À Petit-Saguenay, par ailleurs, on a souligné le centenaire de la municipalité en mettant à l’affiche une création intitulée Marguerite, mise en scène par Éric Chalifour, à partir d’un concept élaboré par Jean Bergeron, Élias Côté et Richard Gagnon. Elle a attiré de belles foules pendant l’été, à l’Aréna Roberto-Lavoie, ce qui a montré que ce genre de production n’est pas l’apanage des centres urbains.

Fred Fortin a ouvert pour le Québec Redneck Bluegrass Project, à Chicoutimi, le 21 septembre.

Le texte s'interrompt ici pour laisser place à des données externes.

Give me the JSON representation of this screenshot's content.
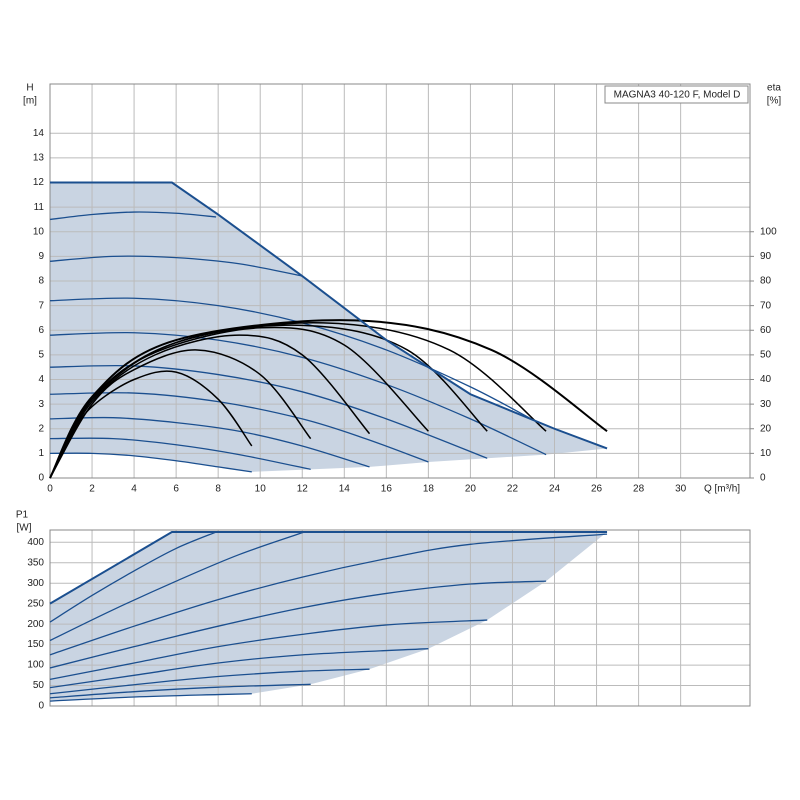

Chaque année donne également lieu à des retours appréciés, comme celui du guitariste Harry Manx, en avril, à l’occasion du Festival jazz et blues de Saguenay. Plusieurs amateurs ont été confrontés à un choix difficile, ce soir-là. Le trompettiste Wallace Roney, qui a déjà partagé la scène avec Miles Davis, jouait en effet à l’Hôtel Chicoutimi, à la faveur de sa première apparition dans la région.

Enfin, il faut souligner l’événement que fut le spectacle de Plume Latraverse au Théâtre Banque Nationale, le 1er novembre. L’homme se fait rare, mais affiche une belle constance, puisque cette soirée fut aussi drôle, touchante, musicalement stimulante, que dans ses grandes années. Rien que de l’entendre chanter Les pauvres de sa voix granuleuse, pesant soigneusement le poids de chaque mot, justifiait le déplacement.

Plume Latraverse au Théâtre Banque Nationale de Chicoutimi.
Un retour apprécié, celui de Harry Manx, à l’occasion du Festival jazz et blues de Saguenay.